Because this shit exists. See, this is why people do things like this: Goddamned "beer" should be considered a war crime.
I will accept honey beer. This is an insult to my Irish blood and I will probably slay the fuckers responsible after I get done with this whiskey.
Ok, so you are already drinking beer, or as I call it carbonated bitter piss without the goodness of piss, so why worry about some lucky charms flavor in it? You cannot ruin that which already sucks. leave it to beer drinkers to be angry over trying to improve something so rancid. All I know is my goddess does not drink beer.
As a kid I would have loved this beer, as an adult who now finds sweet cereals too sweet and somewhat capable of causing a gag reflex, I'll have to pass.

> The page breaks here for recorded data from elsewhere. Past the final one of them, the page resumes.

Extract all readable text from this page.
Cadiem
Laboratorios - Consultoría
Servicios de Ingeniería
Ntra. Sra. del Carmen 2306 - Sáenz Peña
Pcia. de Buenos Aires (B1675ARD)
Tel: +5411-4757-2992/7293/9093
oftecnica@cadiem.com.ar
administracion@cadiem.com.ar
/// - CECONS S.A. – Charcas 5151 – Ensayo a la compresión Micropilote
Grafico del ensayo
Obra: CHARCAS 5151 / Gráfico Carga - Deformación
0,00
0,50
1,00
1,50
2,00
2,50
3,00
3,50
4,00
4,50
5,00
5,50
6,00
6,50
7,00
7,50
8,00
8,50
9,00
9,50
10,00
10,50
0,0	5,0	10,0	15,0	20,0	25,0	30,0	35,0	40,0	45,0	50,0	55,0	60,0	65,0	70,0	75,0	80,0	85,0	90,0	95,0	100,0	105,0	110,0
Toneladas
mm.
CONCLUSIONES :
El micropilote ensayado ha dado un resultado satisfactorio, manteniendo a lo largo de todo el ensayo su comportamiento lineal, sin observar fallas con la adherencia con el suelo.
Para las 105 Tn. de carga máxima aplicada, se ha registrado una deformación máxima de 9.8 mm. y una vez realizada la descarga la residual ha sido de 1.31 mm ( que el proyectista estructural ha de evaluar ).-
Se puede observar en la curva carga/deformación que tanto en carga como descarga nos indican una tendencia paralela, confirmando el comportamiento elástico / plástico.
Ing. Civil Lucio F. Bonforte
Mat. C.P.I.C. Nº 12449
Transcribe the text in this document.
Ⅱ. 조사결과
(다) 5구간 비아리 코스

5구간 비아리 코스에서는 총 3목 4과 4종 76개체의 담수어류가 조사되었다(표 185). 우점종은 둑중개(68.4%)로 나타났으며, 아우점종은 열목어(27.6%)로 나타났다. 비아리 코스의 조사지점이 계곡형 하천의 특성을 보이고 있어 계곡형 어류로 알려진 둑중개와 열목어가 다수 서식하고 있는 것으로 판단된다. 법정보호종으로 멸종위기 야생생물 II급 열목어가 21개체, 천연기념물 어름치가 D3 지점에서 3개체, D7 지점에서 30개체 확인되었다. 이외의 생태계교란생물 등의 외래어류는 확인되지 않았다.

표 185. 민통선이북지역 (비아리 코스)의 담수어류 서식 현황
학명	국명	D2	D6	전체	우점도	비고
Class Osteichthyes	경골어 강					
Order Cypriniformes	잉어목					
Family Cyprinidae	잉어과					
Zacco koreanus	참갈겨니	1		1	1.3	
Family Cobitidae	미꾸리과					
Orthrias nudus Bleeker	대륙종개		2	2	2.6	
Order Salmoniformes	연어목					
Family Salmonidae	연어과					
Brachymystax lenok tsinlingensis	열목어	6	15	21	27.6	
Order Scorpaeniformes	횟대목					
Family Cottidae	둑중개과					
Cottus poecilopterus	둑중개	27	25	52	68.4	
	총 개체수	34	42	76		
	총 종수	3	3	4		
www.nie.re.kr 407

You cannot ask an imaginary friend to leave. You always bring them with you, just like all of your other delusional personalities. Does that make you feel better mr. Sybil?
Even as an adult who still likes Lucky Charms...gonna give this shit a hard pass. There are good craft beers out there that don't have to rape bother cereal and beer to make a sweet product.
speaking of horrific culinary memes, I got the idea to make marshmallow squares with sour patch kids cereal and those horrific pastel fruit flavored mini mallows, they ended up turning out surprisingly good.
I don't mind some of the flavored beers. This doesn't strike me as being a very good flavor for beer, though. But then, things like root beer flavored popcorn exists, so I suppose I'm not surprised.